Big Tech Claps Back at Warren’s Proposal to Break Up Amazon, Google, Facebook

Presidential hopeful Sen. Elizabeth Warren called to break up big tech companies.

Presidential hopeful Sen. Elizabeth Warren called to break up big tech companies. Elise Amendola/AP

The tech industry doesn’t think Sen. Warren’s idea to break up big tech companies is a good idea.

Presidential hopeful Sen. Elizabeth Warren, D-Mass., proposed breaking up tech titans Google, Facebook and Amazon Friday, arguing they act as monopolies with “too much power” that stifle small business and innovation.

“Today’s big tech companies have too much power—too much power over our economy, our society, and our democracy,” Warren said in a Medium post, adding that, if elected, her administration would break up Amazon, Facebook and Google. “They’ve bulldozed competition, used our private information for profit, and tilted the playing field against everyone else.
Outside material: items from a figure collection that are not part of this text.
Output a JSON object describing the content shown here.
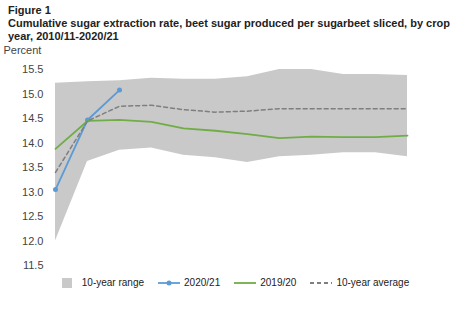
{
  "chart_data": {
    "type": "line",
    "title": "Figure 1",
    "subtitle": "Cumulative sugar extraction rate, beet sugar produced per sugarbeet sliced, by crop year, 2010/11-2020/21",
    "y_label": "Percent",
    "categories": [
      null,
      null,
      null,
      null,
      null,
      null,
      null,
      null,
      null,
      null,
      null,
      null
    ],
    "ylim": [
      11.5,
      15.5
    ],
    "yticks": [
      11.5,
      {
        "value": 12,
        "label": "12.0"
      },
      12.5,
      {
        "value": 13,
        "label": "13.0"
      },
      13.5,
      {
        "value": 14,
        "label": "14.0"
      },
      14.5,
      {
        "value": 15,
        "label": "15.0"
      },
      15.5
    ],
    "tick_labels": "y",
    "grid": false,
    "legend": "bottom",
    "series": [
      {
        "name": "10-year range",
        "type": "area",
        "color": "#c9c9c9",
        "low": [
          12.0,
          13.62,
          13.85,
          13.9,
          13.75,
          13.7,
          13.6,
          13.72,
          13.75,
          13.8,
          13.8,
          13.72
        ],
        "high": [
          15.22,
          15.25,
          15.27,
          15.32,
          15.3,
          15.3,
          15.35,
          15.5,
          15.5,
          15.4,
          15.4,
          15.38
        ]
      },
      {
        "name": "2020/21",
        "type": "line",
        "color": "#5b9bd5",
        "marker": "circle",
        "values": [
          13.05,
          14.47,
          15.08,
          null,
          null,
          null,
          null,
          null,
          null,
          null,
          null,
          null
        ]
      },
      {
        "name": "2019/20",
        "type": "line",
        "color": "#70ad47",
        "values": [
          13.88,
          14.45,
          14.47,
          14.43,
          14.3,
          14.25,
          14.18,
          14.1,
          14.13,
          14.12,
          14.12,
          14.15
        ]
      },
      {
        "name": "10-year average",
        "type": "line",
        "color": "#7f7f7f",
        "line_style": "dashed",
        "values": [
          13.4,
          14.45,
          14.75,
          14.77,
          14.68,
          14.63,
          14.65,
          14.7,
          14.7,
          14.7,
          14.7,
          14.7
        ]
      }
    ]
  }
}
And in the process, they have hurt small businesses and stifled innovation.”

Not surprisingly, tech think tanks and trade associations took issue with Warren’s proposal within hours, suggesting a tech breakup would harm—not help—consumers, especially in their wallets.

“Breaking up large internet companies just because they are large won’t help consumers. It will hurt them by reducing convenience, reducing quality of service and innovation, and in some cases leading to the introduction of priced services,” said Rob Atkinson, president of Information Technology and Innovation Foundation, a Washington, D.C.-based think tank for science and tech policy. “Consumers now benefit greatly from having one Amazon, one Google, and one Facebook. The goal of competition policy should be to enhance consumer welfare, not penalize companies for earning market share and operating at scale—yet that is exactly what the Warren proposal would do.”

Warren’s proposal likens the market-leading positions of Facebook, Google and Amazon—none of which existed 25 years ago—to Microsoft in the 1990s, when the software giant attempted to “parlay its dominance in computer operating systems into dominance in the new area of the web browsing.” The federal government sued Microsoft for violating anti-monopoly laws, ultimately reaching a settlement.

“The government’s antitrust case against Microsoft helped clear a path for internet companies like Google and Facebook to emerge,” said Warren, adding that today’s tech companies are throwing their newfound political and economic power to “shape rules in their favor.”

“I want a government that makes sure everybody—even the biggest and most powerful companies in America—plays by the rules,” Warren said.

Rather than break up companies, Atkinson argued a better solution involves passing new legislation geared for the modern age and emerging technologies.

“The answer is not to break up tech companies but to pass a national privacy framework, campaign finance reform legislation and laws regarding political ads,” Atkinson said.

Tech has been a hot topic of late for Congress, following a series of high-profile data and privacy scandals. Last April, Congress grilled Facebook CEO Mark Zuckerberg over revelations that data from 87 million Facebook users ended up in the hands of third-party firm Cambridge Analytica. Google CEO Sundar Pichai fielded questions about political bias, Chinese censorship and data privacy from Congress in December.

Congress has responded by calling for a federal data privacy law, though debate over what exactly such a law might look like is ongoing.

Ed Black, president of the Computer and Communications Industry Association—which represents member companies including Facebook, Google and Amazon—told Nextgov he agreed with Warren that “competition enforcement is a critical component of a healthy economy.” But Black argued the digital sector “is a highly competitive part of the U.S. economy,” where wages, job creation and labor share are “outperforming the rest of the economy.”

“This unwarranted and extreme proposal, which focuses on a highly admired and highly performing sector, is misaligned with progressive values, many of which are shared within the tech industry,” Black said.

A tech backlash has been in vogue in some politically progressive circles recently, with Rep. Alexandria Ocasio-Cortez, D-N.Y., leading a successful charge to stop Amazon from building a portion of its headquarters in the state. In some cases, employees at large tech firms, including

Microsoft and Google, have protested against their company’s decisions to perform work for the government or military over ethical concerns.